Enerji düşünce kuruluşu Ember’in bir araştırmasına göre tarım arazilerinin yalnızca yüzde 9’una elektrik ve tarımsal üretimi bir arada gerçekleştiren sistemlerin kurulması, bir bölgenin tarım ve gıda işleme faaliyetleri için gerekli elektrik ihtiyacını karşılamaya yeterli olabilir.

Bu kapsamda Ember, Orta Avrupa ülkelerindeki tarım arazilerine toplam 180 GW kapasiteye sahip fotovoltaik sistemlerin kurulabileceğini öne sürüyor. Söz konusu bu kapasitenin 2030 yılına kadar ulusal enerji planlarında öngörülen kapasitenin üç katı ve şu anda bu ülkelerde mevcut olan kurulu kapasitenin yedi katına eşdeğer olduğuna dikkat çekilen Ember’in araştırmasında, AB’nin ekilebilir topraklarının yüzde 19’unu barındıran bu ülkeler, buğday, yulaf ve çavdar gibi temel gıda ürünlerinin üretiminde önemli bir paya sahip olduğu belirtiliyor. Ancak aynı araştırmada, bu ülkelerdeki tarımsal üretim, dalgalanan gübre fiyatları, sık tekrarlanan kuraklıklar ve aşırı hava olayları nedeniyle tehdit altında olduğu da vurgulanıyor.

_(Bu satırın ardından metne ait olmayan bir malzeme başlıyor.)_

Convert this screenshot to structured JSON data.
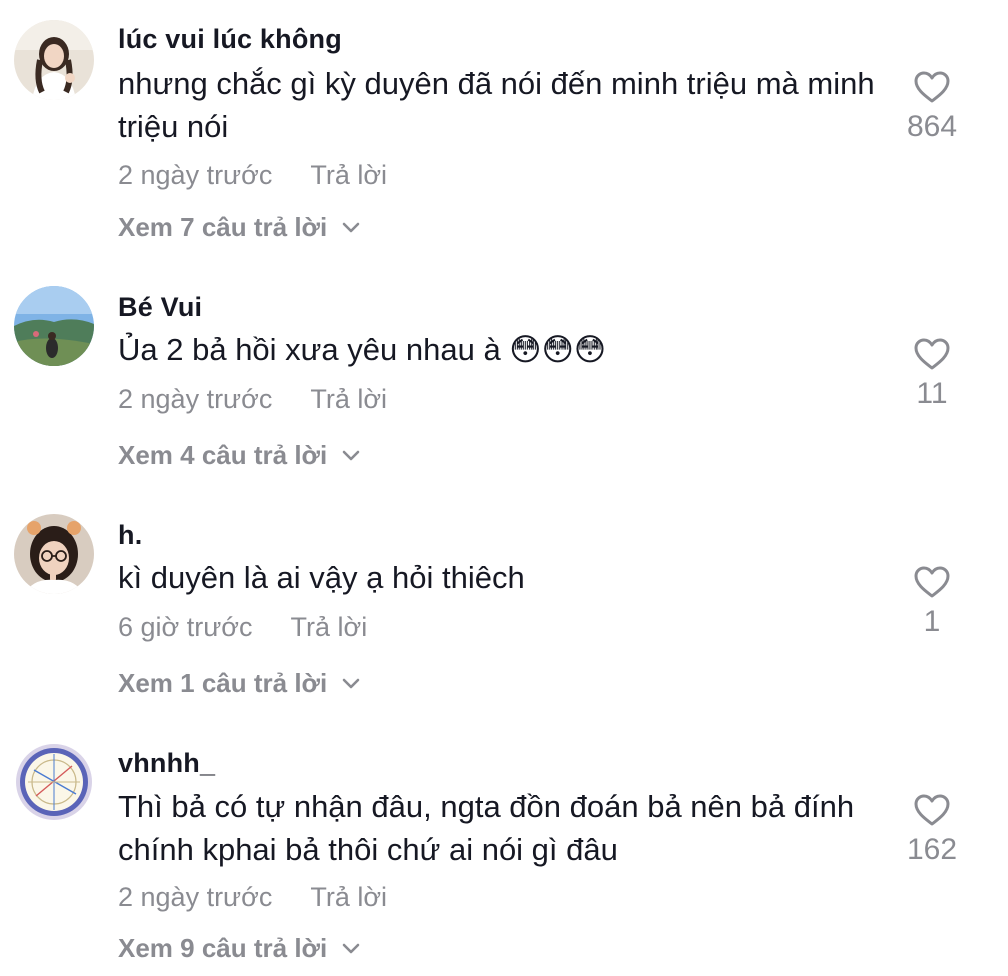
{
  "comments": [
    {
      "username": "lúc vui lúc không",
      "text": "nhưng chắc gì kỳ duyên đã nói đến minh triệu mà minh triệu nói",
      "time": "2 ngày trước",
      "reply_label": "Trả lời",
      "view_replies": "Xem 7 câu trả lời",
      "likes": "864"
    },
    {
      "username": "Bé Vui",
      "text": "Ủa 2 bả hồi xưa yêu nhau à 😳😳😳",
      "time": "2 ngày trước",
      "reply_label": "Trả lời",
      "view_replies": "Xem 4 câu trả lời",
      "likes": "11"
    },
    {
      "username": "h.",
      "text": "kì duyên là ai vậy ạ hỏi thiêch",
      "time": "6 giờ trước",
      "reply_label": "Trả lời",
      "view_replies": "Xem 1 câu trả lời",
      "likes": "1"
    },
    {
      "username": "vhnhh_",
      "text": "Thì bả có tự nhận đâu, ngta đồn đoán bả nên bả đính chính kphai bả thôi chứ ai nói gì đâu",
      "time": "2 ngày trước",
      "reply_label": "Trả lời",
      "view_replies": "Xem 9 câu trả lời",
      "likes": "162"
    }
  ],
  "icons": {
    "like": "heart-outline-icon",
    "expand": "chevron-down-icon"
  },
  "colors": {
    "primary_text": "#161823",
    "secondary_text": "#8a8b91",
    "background": "#ffffff"
  }
}
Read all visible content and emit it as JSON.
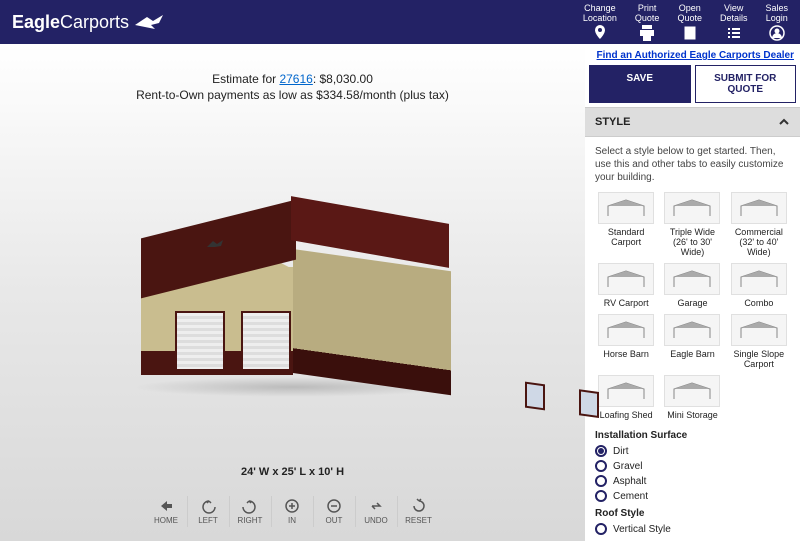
{
  "header": {
    "brand_bold": "Eagle",
    "brand_rest": "Carports",
    "actions": [
      {
        "l1": "Change",
        "l2": "Location",
        "icon": "pin"
      },
      {
        "l1": "Print",
        "l2": "Quote",
        "icon": "print"
      },
      {
        "l1": "Open",
        "l2": "Quote",
        "icon": "open"
      },
      {
        "l1": "View",
        "l2": "Details",
        "icon": "list"
      },
      {
        "l1": "Sales",
        "l2": "Login",
        "icon": "user"
      }
    ]
  },
  "estimate": {
    "prefix": "Estimate for ",
    "zip": "27616",
    "price": ": $8,030.00",
    "rto": "Rent-to-Own payments as low as $334.58/month (plus tax)"
  },
  "dimensions": "24' W x 25' L x 10' H",
  "controls": [
    "HOME",
    "LEFT",
    "RIGHT",
    "IN",
    "OUT",
    "UNDO",
    "RESET"
  ],
  "dealer_link": "Find an Authorized Eagle Carports Dealer",
  "buttons": {
    "save": "SAVE",
    "quote": "SUBMIT FOR QUOTE"
  },
  "accordion": "STYLE",
  "hint": "Select a style below to get started. Then, use this and other tabs to easily customize your building.",
  "styles": [
    "Standard Carport",
    "Triple Wide (26' to 30' Wide)",
    "Commercial (32' to 40' Wide)",
    "RV Carport",
    "Garage",
    "Combo",
    "Horse Barn",
    "Eagle Barn",
    "Single Slope Carport",
    "Loafing Shed",
    "Mini Storage"
  ],
  "surface": {
    "label": "Installation Surface",
    "opts": [
      "Dirt",
      "Gravel",
      "Asphalt",
      "Cement"
    ],
    "selected": "Dirt"
  },
  "roof": {
    "label": "Roof Style",
    "opts": [
      "Vertical Style"
    ],
    "selected": ""
  }
}
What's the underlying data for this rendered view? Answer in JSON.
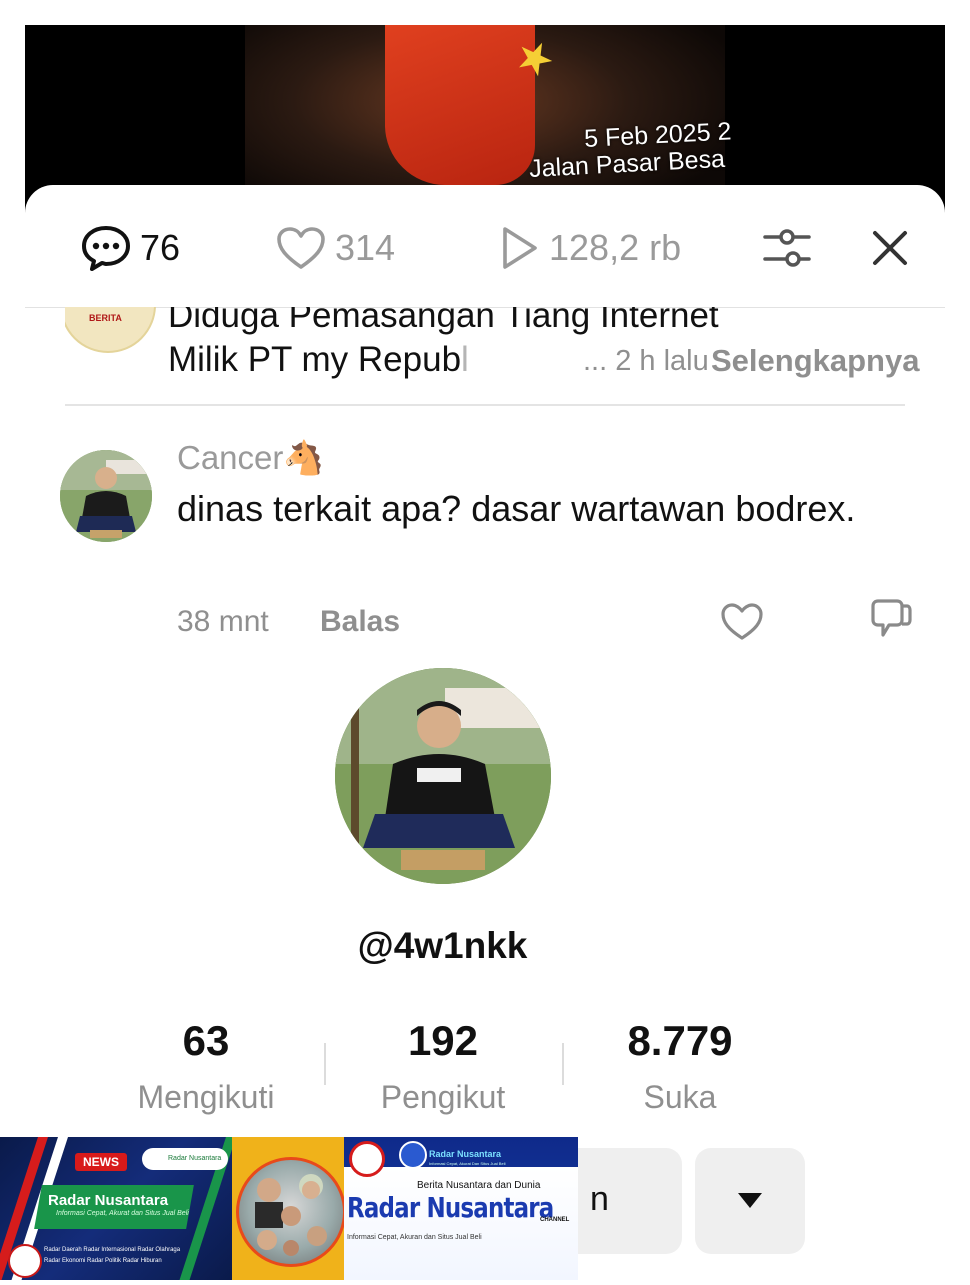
{
  "video": {
    "date_overlay": "5 Feb 2025 2",
    "location_overlay": "Jalan Pasar Besa"
  },
  "topbar": {
    "comments_count": "76",
    "likes_count": "314",
    "plays_count": "128,2 rb",
    "icons": [
      "comment-icon",
      "heart-icon",
      "play-icon",
      "filter-icon",
      "close-icon"
    ]
  },
  "news_item": {
    "line1": "Diduga Pemasangan Tiang Internet",
    "line2_visible": "Milik PT my Repub",
    "line2_faded": "l",
    "ellipsis": "...",
    "time": "2 h lalu",
    "more_label": "Selengkapnya"
  },
  "comment": {
    "username": "Cancer",
    "username_emoji": "🐴",
    "text": "dinas terkait apa? dasar wartawan bodrex.",
    "time": "38 mnt",
    "reply_label": "Balas"
  },
  "profile": {
    "handle": "@4w1nkk",
    "stats": [
      {
        "value": "63",
        "label": "Mengikuti"
      },
      {
        "value": "192",
        "label": "Pengikut"
      },
      {
        "value": "8.779",
        "label": "Suka"
      }
    ],
    "action_partial_label": "n"
  },
  "banner": {
    "news_badge": "NEWS",
    "pill_text": "Radar Nusantara",
    "left_title": "Radar Nusantara",
    "left_subtitle": "Informasi Cepat, Akurat dan Situs Jual Beli",
    "left_links_row1": "Radar Daerah   Radar Internasional   Radar Olahraga",
    "left_links_row2": "Radar Ekonomi   Radar Politik   Radar Hiburan",
    "right_small_title": "Radar Nusantara",
    "right_small_tagline": "Informasi Cepat, Akurat Dan Situs Jual Beli",
    "right_headline": "Berita Nusantara dan Dunia",
    "right_big_title": "Radar Nusantara",
    "right_channel": "CHANNEL",
    "right_tagline": "Informasi Cepat, Akuran dan Situs Jual Beli"
  },
  "colors": {
    "text_primary": "#111111",
    "text_muted": "#8f8f8f",
    "divider": "#e4e4e4",
    "button_bg": "#efefef"
  }
}
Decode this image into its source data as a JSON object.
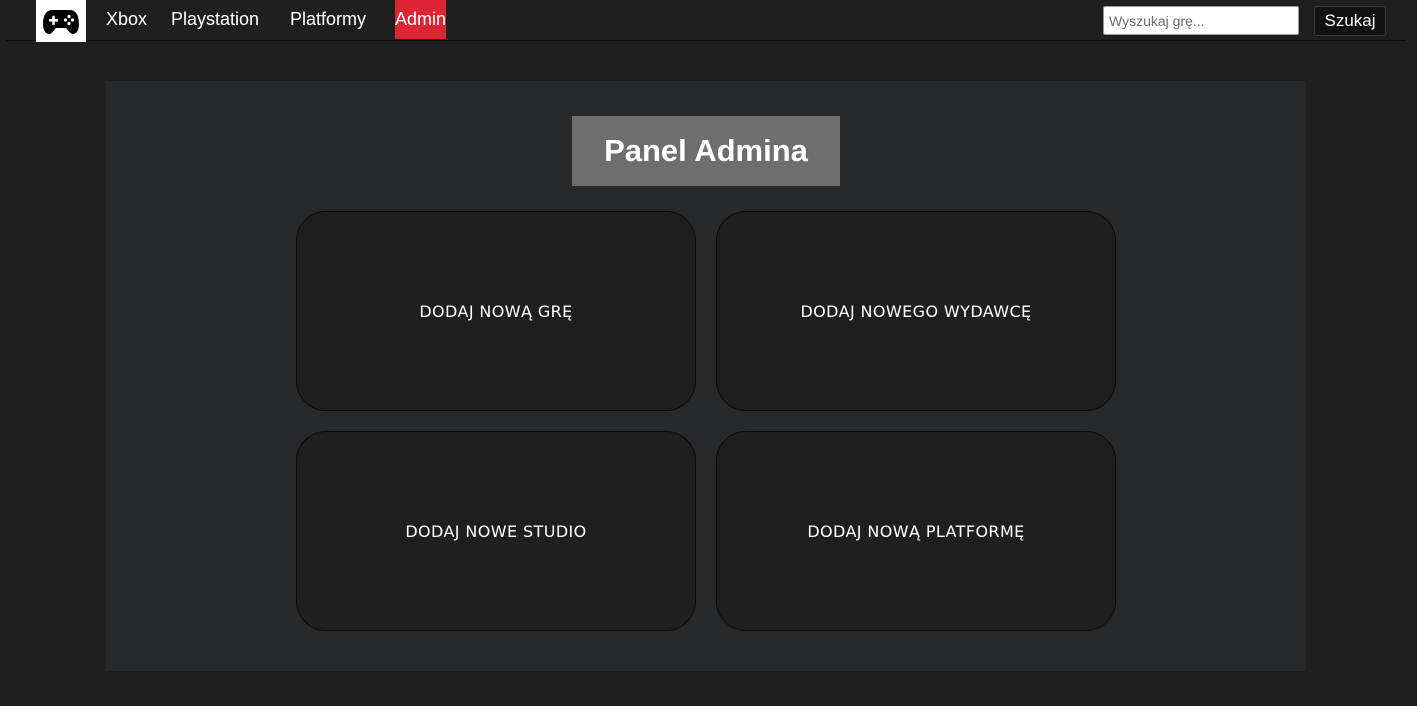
{
  "nav": {
    "logo_icon": "gamepad-icon",
    "links": [
      {
        "label": "Xbox",
        "active": false
      },
      {
        "label": "Playstation",
        "active": false
      },
      {
        "label": "Platformy",
        "active": false
      },
      {
        "label": "Admin",
        "active": true
      }
    ],
    "search": {
      "placeholder": "Wyszukaj grę...",
      "value": "",
      "button_label": "Szukaj"
    }
  },
  "panel": {
    "title": "Panel Admina",
    "cards": [
      {
        "label": "DODAJ NOWĄ GRĘ"
      },
      {
        "label": "DODAJ NOWEGO WYDAWCĘ"
      },
      {
        "label": "DODAJ NOWE STUDIO"
      },
      {
        "label": "DODAJ NOWĄ PLATFORMĘ"
      }
    ]
  },
  "colors": {
    "background": "#1f1f20",
    "panel_background": "#28292b",
    "title_box": "#6e6e6e",
    "active_link": "#dc2435",
    "card_background": "#1f1f20"
  }
}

Araştırmaya göre, güneş panellerinin tarım alanlarına entegre edilmesi çiftçiler için ek bir gelir kaynağı olmanın ötesinde, kurak yıllarda su depolama kapasitelerini artırabilir ve bitkileri aşırı hava koşullarından koruyabilecek. Bazı durumlarda, tarımsal üretimde daha yüksek verim sağlanabileceği de belirtiliyor. Raporda, gölgede yetişen bitkiler ve meyveler için tarımsal fotvoltaik sistemlerinin, geleneksel güneş enerjisi sistemlerinin ürettiği elektriğin yüzde 63’ünü sağlarken, aynı zamanda mahsul verimini yüzde 16’ya kadar artırabileceği sonucuna varılıyor.